Sobre o significado do mito Edênico, sobre quem somos e sobre as causas da angustia e ansiedade.
Somos uma união de contrários, de autoconsciência e de um corpo físico.
Emergimos da instintiva ação impensada dos animais inferiores e passamos a refletir sobre nossa condição. Foi-nos concedida a consciência de nossa individualidade e de nossa divindade parcial na criação, beleza e originalidade de nosso rosto e de nosso nome. Ao mesmo tempo e, inevitavelmente, nos foi dada a consciência do terror do mundo e de nossa própria morte e decomposição. Se há algo de constante à respeito da humanidade em todos os períodos da história, esse algo é o paradoxo que somos – nossa essência animal/humana.

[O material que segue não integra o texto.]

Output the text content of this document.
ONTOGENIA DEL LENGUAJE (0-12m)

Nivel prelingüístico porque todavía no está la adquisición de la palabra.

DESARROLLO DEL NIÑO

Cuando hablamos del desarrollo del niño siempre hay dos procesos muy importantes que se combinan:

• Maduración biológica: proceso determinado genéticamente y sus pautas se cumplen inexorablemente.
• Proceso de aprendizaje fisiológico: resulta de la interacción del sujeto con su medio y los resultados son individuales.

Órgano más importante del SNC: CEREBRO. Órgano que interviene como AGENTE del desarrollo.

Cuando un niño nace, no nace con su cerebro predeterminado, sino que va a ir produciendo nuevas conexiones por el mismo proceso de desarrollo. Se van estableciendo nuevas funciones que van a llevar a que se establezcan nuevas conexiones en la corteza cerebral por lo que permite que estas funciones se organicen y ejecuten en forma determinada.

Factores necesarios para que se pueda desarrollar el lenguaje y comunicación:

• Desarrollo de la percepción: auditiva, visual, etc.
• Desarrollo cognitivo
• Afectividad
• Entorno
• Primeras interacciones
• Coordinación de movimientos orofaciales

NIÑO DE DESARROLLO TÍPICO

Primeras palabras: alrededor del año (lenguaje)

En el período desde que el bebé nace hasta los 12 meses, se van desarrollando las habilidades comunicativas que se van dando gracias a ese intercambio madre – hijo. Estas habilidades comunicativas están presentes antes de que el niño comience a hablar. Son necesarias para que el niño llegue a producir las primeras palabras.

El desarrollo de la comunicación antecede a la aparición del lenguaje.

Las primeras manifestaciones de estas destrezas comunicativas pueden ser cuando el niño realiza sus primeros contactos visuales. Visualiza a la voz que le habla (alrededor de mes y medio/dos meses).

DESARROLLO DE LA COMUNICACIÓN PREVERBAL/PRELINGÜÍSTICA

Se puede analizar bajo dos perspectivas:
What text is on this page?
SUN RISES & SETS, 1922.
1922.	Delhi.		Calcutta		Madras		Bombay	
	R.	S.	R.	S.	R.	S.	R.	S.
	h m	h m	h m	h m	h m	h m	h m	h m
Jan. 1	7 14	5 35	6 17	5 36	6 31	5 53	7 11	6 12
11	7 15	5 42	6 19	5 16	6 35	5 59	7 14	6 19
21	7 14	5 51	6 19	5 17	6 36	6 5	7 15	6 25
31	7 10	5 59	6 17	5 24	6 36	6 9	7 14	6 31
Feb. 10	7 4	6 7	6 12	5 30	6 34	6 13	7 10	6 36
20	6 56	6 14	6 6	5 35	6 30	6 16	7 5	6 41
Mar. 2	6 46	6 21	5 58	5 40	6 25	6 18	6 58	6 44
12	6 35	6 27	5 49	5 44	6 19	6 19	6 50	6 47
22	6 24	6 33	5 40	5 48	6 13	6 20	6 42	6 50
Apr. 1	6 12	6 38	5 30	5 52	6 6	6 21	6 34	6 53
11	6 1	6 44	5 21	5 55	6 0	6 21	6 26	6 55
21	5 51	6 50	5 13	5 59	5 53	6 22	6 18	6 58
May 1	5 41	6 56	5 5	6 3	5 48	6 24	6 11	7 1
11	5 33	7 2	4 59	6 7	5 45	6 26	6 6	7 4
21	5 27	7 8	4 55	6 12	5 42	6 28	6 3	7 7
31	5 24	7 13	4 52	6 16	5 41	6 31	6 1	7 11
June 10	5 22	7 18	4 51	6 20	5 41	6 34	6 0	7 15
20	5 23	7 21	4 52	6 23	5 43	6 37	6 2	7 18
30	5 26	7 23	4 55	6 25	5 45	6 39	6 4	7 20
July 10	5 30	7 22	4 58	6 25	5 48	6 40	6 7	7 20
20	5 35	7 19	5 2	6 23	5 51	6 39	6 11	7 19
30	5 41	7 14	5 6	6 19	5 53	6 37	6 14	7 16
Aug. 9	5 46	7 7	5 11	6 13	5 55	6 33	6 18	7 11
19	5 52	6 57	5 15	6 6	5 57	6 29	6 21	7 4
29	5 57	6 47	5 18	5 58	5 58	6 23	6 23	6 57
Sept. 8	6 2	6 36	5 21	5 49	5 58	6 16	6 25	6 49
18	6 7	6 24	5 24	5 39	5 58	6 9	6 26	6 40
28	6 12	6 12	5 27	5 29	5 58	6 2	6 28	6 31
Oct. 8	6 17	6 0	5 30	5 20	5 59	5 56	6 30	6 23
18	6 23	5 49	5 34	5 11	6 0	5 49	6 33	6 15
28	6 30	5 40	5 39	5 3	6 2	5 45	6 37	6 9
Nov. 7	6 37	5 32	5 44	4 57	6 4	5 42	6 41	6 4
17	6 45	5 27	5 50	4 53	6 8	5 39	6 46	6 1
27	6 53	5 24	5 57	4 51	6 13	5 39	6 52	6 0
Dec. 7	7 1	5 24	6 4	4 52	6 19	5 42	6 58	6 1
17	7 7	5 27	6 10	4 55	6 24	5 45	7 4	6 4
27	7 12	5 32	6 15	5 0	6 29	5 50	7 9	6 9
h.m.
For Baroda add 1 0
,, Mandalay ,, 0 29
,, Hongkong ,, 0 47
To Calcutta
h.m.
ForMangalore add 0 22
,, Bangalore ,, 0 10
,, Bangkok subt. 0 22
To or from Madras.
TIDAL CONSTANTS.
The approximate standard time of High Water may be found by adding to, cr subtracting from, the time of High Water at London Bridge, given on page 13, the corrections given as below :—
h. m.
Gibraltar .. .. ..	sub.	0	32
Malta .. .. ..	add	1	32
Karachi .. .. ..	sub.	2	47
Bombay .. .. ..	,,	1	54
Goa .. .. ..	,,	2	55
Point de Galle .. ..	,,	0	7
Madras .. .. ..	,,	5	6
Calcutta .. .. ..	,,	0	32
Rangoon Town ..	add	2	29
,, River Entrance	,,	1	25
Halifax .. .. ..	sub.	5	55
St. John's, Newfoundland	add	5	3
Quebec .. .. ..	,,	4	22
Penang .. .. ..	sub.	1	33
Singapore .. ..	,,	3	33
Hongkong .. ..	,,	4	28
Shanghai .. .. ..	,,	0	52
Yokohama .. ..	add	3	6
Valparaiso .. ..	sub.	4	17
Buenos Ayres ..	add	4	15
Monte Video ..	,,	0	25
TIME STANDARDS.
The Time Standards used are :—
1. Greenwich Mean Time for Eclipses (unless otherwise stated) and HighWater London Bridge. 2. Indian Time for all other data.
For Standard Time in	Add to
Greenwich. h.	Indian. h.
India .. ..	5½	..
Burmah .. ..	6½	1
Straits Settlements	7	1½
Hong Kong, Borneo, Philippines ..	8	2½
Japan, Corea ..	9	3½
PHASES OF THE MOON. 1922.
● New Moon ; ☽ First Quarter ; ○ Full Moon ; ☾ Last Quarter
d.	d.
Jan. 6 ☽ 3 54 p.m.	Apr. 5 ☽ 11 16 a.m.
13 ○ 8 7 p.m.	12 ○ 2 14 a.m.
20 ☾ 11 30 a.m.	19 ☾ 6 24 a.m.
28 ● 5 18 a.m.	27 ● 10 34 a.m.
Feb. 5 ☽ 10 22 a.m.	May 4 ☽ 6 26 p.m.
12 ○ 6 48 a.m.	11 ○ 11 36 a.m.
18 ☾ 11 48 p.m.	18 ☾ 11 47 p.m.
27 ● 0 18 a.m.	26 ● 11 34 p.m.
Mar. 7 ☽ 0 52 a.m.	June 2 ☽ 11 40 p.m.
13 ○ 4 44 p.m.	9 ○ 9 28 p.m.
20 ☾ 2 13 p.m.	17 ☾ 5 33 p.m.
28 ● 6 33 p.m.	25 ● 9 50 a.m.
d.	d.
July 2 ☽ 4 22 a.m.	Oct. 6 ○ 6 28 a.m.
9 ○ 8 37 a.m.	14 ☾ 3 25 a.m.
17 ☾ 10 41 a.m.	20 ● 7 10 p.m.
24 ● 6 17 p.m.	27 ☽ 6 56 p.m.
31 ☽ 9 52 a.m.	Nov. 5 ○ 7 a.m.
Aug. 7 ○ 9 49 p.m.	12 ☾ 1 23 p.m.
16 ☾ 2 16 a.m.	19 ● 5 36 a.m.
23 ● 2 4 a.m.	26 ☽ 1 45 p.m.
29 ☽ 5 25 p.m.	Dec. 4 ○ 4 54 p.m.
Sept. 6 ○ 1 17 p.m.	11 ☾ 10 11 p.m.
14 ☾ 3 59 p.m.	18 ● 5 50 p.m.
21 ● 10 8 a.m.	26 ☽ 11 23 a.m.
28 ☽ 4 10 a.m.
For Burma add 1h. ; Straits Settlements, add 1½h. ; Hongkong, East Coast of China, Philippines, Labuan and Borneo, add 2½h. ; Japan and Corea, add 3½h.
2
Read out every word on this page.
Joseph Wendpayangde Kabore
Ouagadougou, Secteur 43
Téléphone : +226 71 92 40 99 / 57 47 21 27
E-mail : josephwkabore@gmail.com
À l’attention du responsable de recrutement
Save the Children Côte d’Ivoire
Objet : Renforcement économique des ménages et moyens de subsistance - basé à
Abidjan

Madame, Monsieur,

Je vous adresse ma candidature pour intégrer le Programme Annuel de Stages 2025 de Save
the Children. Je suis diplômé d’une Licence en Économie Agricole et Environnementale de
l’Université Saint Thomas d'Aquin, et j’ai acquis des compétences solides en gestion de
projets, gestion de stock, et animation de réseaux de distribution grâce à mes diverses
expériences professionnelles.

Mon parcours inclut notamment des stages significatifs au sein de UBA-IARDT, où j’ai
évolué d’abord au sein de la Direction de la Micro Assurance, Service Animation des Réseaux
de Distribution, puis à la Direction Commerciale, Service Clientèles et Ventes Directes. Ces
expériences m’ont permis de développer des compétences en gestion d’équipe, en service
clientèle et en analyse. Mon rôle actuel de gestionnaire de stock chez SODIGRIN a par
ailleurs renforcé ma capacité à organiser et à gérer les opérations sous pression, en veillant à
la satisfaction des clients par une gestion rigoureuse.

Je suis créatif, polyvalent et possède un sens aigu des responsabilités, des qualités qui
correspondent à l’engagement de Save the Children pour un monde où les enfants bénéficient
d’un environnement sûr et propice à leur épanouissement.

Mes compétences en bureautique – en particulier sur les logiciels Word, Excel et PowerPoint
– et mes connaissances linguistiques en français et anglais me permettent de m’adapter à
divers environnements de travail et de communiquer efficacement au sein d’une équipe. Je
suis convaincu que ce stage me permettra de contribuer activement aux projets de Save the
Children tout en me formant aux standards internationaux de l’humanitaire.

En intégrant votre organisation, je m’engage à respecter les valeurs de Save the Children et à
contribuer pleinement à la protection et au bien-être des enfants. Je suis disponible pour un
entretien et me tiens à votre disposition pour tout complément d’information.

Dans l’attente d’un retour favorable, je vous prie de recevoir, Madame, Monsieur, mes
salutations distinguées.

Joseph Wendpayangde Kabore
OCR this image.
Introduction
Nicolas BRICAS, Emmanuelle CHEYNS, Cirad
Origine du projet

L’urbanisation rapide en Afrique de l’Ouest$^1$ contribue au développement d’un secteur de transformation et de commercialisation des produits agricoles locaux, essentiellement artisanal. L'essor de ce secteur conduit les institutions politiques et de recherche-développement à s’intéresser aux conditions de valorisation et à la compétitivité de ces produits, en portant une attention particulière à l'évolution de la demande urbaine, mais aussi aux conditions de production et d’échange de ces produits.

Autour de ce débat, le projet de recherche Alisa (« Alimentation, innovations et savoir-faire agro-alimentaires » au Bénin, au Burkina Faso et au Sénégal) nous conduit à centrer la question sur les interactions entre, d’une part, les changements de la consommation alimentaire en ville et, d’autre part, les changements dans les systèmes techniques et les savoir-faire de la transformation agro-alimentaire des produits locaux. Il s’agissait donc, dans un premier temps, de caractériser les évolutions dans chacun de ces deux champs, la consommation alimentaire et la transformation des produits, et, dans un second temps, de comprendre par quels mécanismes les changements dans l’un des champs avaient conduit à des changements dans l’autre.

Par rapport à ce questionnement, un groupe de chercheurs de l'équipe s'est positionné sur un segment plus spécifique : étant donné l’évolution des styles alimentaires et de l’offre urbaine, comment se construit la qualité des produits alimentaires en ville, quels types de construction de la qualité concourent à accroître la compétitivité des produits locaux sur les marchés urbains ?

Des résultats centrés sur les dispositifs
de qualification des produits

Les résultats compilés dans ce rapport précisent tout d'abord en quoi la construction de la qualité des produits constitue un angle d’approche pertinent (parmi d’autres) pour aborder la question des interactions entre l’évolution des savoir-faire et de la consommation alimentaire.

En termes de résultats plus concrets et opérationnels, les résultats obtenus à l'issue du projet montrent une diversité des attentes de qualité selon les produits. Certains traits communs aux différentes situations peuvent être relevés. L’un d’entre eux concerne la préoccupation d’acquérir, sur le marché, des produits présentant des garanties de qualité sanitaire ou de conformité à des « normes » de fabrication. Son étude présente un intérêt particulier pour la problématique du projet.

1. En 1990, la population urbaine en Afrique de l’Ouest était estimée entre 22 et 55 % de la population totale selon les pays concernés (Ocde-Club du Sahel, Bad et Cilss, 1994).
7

Se é que se pode ‘cair para cima’, caímos na autoconsciência. Caímos ou entramos e, o fato da emergência da ignorância cômoda na natureza acarretou uma grande penalidade para raça humanal: deu-nos pavor ou angústia. Não se encontra pavor nos sub-humanos, exatamente pela razão de o animal não ser, por natureza, restringido pelo espírito – por uma identidade interior simbólica. O animal nada tem dessa identidade. Ele é ignorante e, portanto, “inocente”; mas quanto a nós outros – animais humanos somos uma “síntese de espiritual (autoconscientes) e corporal (físico) e por isso experimentamos angustia .
Quem dera pudéssemos ser um bicho ou um anjo, o que nos livraria do pavor. Quem dera pudéssemos ser totalmente desprovidos de autoconsciência ou totalmente não animais, condição que nos pouparia do terror.
Nossa ansiedade é uma função de nossa absoluta ambiguidade e de nossa completa impotência para superar tal ambiguidade e sermos francamente um bicho ou um anjo. Não podemos viver indiferentes ao nosso fado, nem podemos subjuga-lo seguramente e triunfar dele ficando fora da condição humana.
"Todo reino dividido contra si mesmo será arruinado, e toda cidade ou casa dividida contra si mesma não subsistirá." Mt 12:25
Nosso espírito também não pode abolir a si mesmo, isto é: nossa autoconsciência não pode desaparecer, simplesmente... Tampouco uma pessoa pode mergulhar na vida vegetativa, isto é, ser inteiramente animal. Não podemos escapar ao pavor que, tem seu verdadeiro foco, não na ambiguidade humana propriamente dita, e sim, no resultado do “julgamento da humanidade”: se Adão comer do fruto da árvore da sabedoria, Deus lhe diz: “Certamente morrerás”. Por outras palavras, o terror final da consciência de nós mesmos é o conhecimento da nossa morte – é sabermos que vamos morrer que é nossa sentença peculiar no reino animal. Este é o significado mito do Jardim do Éden: que a morte é a maior e peculiar angustia de cada um de nós.